The docent council is hosting the reception, the first event that the group has sponsored, Allgeier said. She hopes it will become an annual project.
“All the authors’ books will be for sale in the gift shop, and the authors will be there to chat and sign their books,” she said.
Authors from Carson Valley will include Beverly Butler, who wrote “The Dondero Brothers in Genoa, Nevada, 1863-1885,” and Alora Knight, who is the author of books of poetry, “Poems for All Season and All Reasons,” Vols. 1, 2 and 3.
Jane Lehrman has published several of her “Around Douglas” books, which feature the stories of people in the county. Wynne Maule is known for his meticulously researched “Minden, The Story of a Unique Town.”
Ray Smith, who has penned several books about characters and places in Nevada, will be among the Valley authors at the event. Also in attendance will be Nancy Miluck, who wrote “Genoa-Carson Valley, Nevada,” and a school book, “Nevada, This is Our Land,” plus several historical coloring books.
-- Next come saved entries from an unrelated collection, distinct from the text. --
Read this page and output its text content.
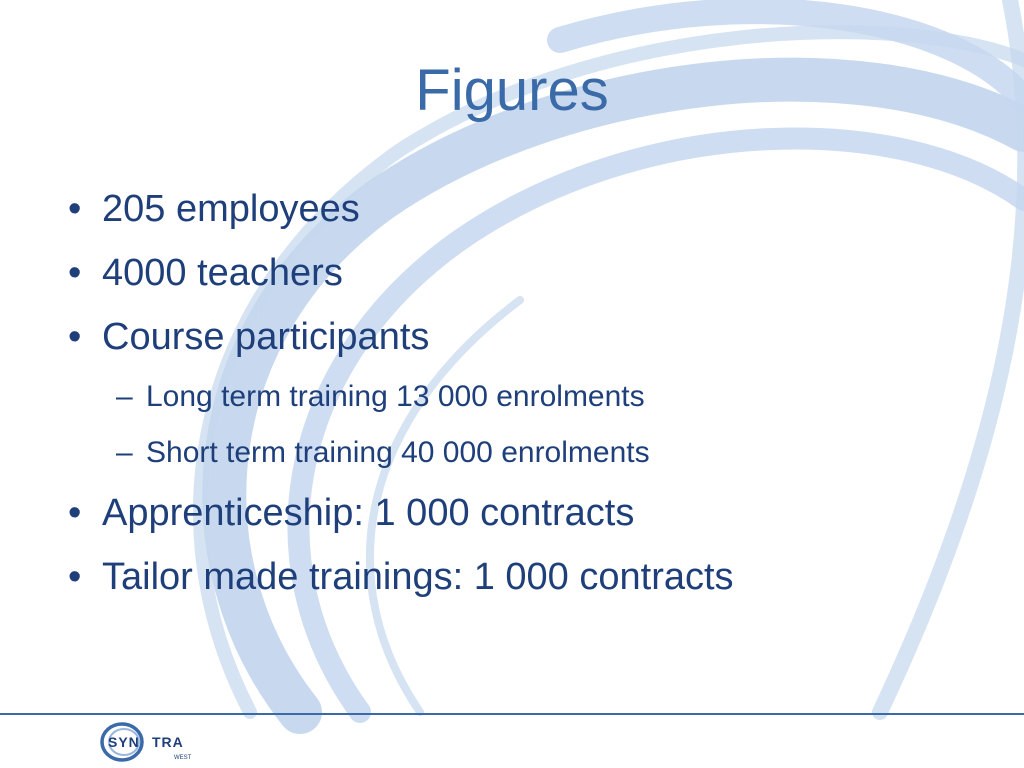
Figures
• 205 employees
• 4000 teachers
• Course participants
– Long term training 13 000 enrolments
– Short term training 40 000 enrolments
• Apprenticeship: 1 000 contracts
• Tailor made trainings: 1 000 contracts
SYN TRA
WEST
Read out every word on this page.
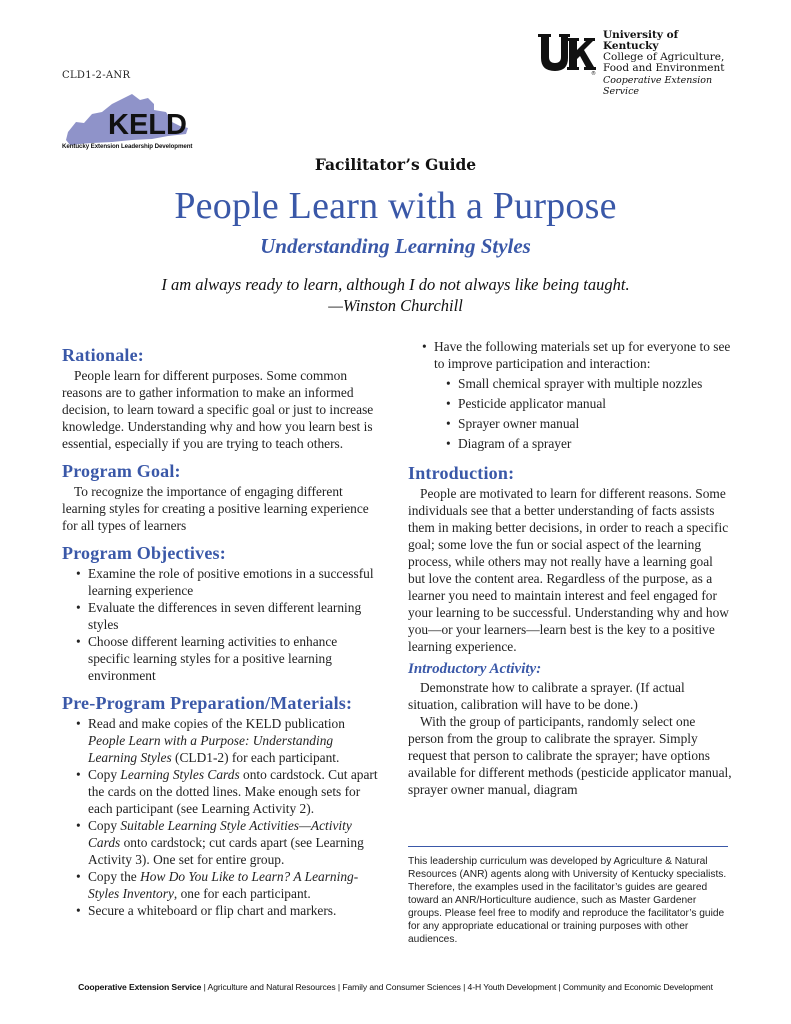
®
University of Kentucky
College of Agriculture,
Food and Environment
Cooperative Extension Service
CLD1-2-ANR
KELD
Kentucky Extension Leadership Development
Facilitator’s Guide
People Learn with a Purpose
Understanding Learning Styles
I am always ready to learn, although I do not always like being taught.
—Winston Churchill
Rationale:

People learn for different purposes. Some common reasons are to gather information to make an informed decision, to learn toward a specific goal or just to increase knowledge. Understanding why and how you learn best is essential, especially if you are trying to teach others.

Program Goal:

To recognize the importance of engaging different learning styles for creating a positive learning experience for all types of learners

Program Objectives:
• Examine the role of positive emotions in a successful learning experience
• Evaluate the differences in seven different learning styles
• Choose different learning activities to enhance specific learning styles for a positive learning environment
Pre-Program Preparation/Materials:
• Read and make copies of the KELD publication People Learn with a Purpose: Understanding Learning Styles (CLD1-2) for each participant.
• Copy Learning Styles Cards onto cardstock. Cut apart the cards on the dotted lines. Make enough sets for each participant (see Learning Activity 2).
• Copy Suitable Learning Style Activities—Activity Cards onto cardstock; cut cards apart (see Learning Activity 3). One set for entire group.
• Copy the How Do You Like to Learn? A Learning-Styles Inventory, one for each participant.
• Secure a whiteboard or flip chart and markers.
• Have the following materials set up for everyone to see to improve participation and interaction:
• Small chemical sprayer with multiple nozzles
• Pesticide applicator manual
• Sprayer owner manual
• Diagram of a sprayer
Introduction:

People are motivated to learn for different reasons. Some individuals see that a better understanding of facts assists them in making better decisions, in order to reach a specific goal; some love the fun or social aspect of the learning process, while others may not really have a learning goal but love the content area. Regardless of the purpose, as a learner you need to maintain interest and feel engaged for your learning to be successful. Understanding why and how you—or your learners—learn best is the key to a positive learning experience.

Introductory Activity:

Demonstrate how to calibrate a sprayer. (If actual situation, calibration will have to be done.)

With the group of participants, randomly select one person from the group to calibrate the sprayer. Simply request that person to calibrate the sprayer; have options available for different methods (pesticide applicator manual, sprayer owner manual, diagram

This leadership curriculum was developed by Agriculture & Natural Resources (ANR) agents along with University of Kentucky specialists. Therefore, the examples used in the facilitator’s guides are geared toward an ANR/Horticulture audience, such as Master Gardener groups. Please feel free to modify and reproduce the facilitator’s guide for any appropriate educational or training purposes with other audiences.
Cooperative Extension Service | Agriculture and Natural Resources | Family and Consumer Sciences | 4-H Youth Development | Community and Economic Development
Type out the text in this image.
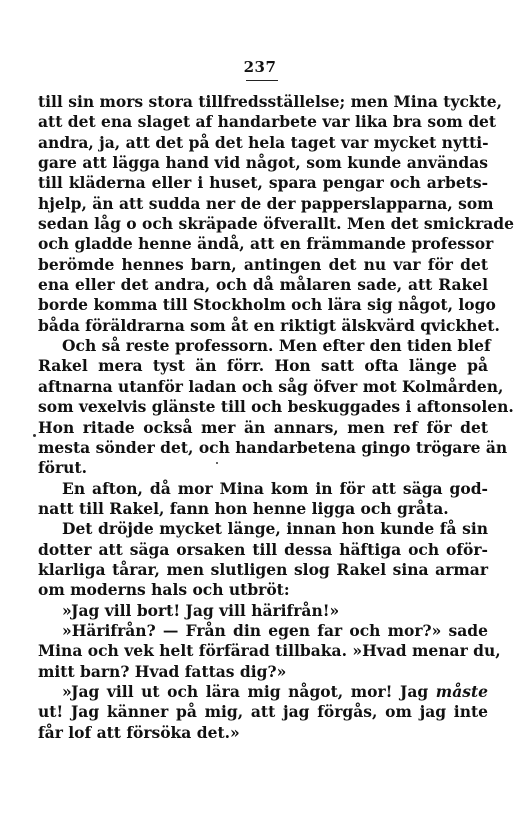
237
till sin mors stora tillfredsställelse; men Mina tyckte,
att det ena slaget af handarbete var lika bra som det
andra, ja, att det på det hela taget var mycket nytti-
gare att lägga hand vid något, som kunde användas
till kläderna eller i huset, spara pengar och arbets-
hjelp, än att sudda ner de der papperslapparna, som
sedan låg o och skräpade öfverallt. Men det smickrade
och gladde henne ändå, att en främmande professor
berömde hennes barn, antingen det nu var för det
ena eller det andra, och då målaren sade, att Rakel
borde komma till Stockholm och lära sig något, logo
båda föräldrarna som åt en riktigt älskvärd qvickhet.
Och så reste professorn. Men efter den tiden blef
Rakel mera tyst än förr. Hon satt ofta länge på
aftnarna utanför ladan och såg öfver mot Kolmården,
som vexelvis glänste till och beskuggades i aftonsolen.
Hon ritade också mer än annars, men ref för det
mesta sönder det, och handarbetena gingo trögare än
förut.
En afton, då mor Mina kom in för att säga god-
natt till Rakel, fann hon henne ligga och gråta.
Det dröjde mycket länge, innan hon kunde få sin
dotter att säga orsaken till dessa häftiga och oför-
klarliga tårar, men slutligen slog Rakel sina armar
om moderns hals och utbröt:
»Jag vill bort! Jag vill härifrån!»
»Härifrån? — Från din egen far och mor?» sade
Mina och vek helt förfärad tillbaka. »Hvad menar du,
mitt barn? Hvad fattas dig?»
»Jag vill ut och lära mig något, mor! Jag måste
ut! Jag känner på mig, att jag förgås, om jag inte
får lof att försöka det.»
From Reno will be June Brioli, who wrote “Easy Cookin’ in Nevada,” and Bill Henley, who wrote “My Father, The Bank Robber,” a book of interesting characters living on the Comstock.
Chris Bayer of Carson City is probably better known in the Valley as a musician, but he has also written books on Nevada history and the history of music, and is an artist-in-residence with the Nevada State Council on the Arts.
From Dayton is Dennis Cassinelli, who is the author of “Gathering Traces of the Great Basin Indians,” and who has been researching ancient Indian tribes of the Great Basin for 40 years.
In addition, Norman Hoggatt of Mound House, who wrote “On the Trail of Wyatt Earp,” and C. C. Charles Convis of Carson City, who wrote a series of books called “True Tales of the Old West,” will be at the reception.
“Spring Afternoon with the Authors” will be held April 25, 2-4 p.m., at the Carson Valley Museum and Cultural Center, 1477 Highway 395, Gardnerville. A drawing will be held for two books, Grace Dangberg’s “Carson Valley” and Ray Smith’s “Untold Tales of Nevada.”
The center is open daily 10 a.m.-5 p.m. and features a changing gallery, Washoe exhibits, early-day telephone exhibit, wildlife exhibit, history of Carson Valley, mustang exhibit, Basque exhibit and early-day newspaper exhibit. The East Fork Artists’ Gallery is also housed in the center.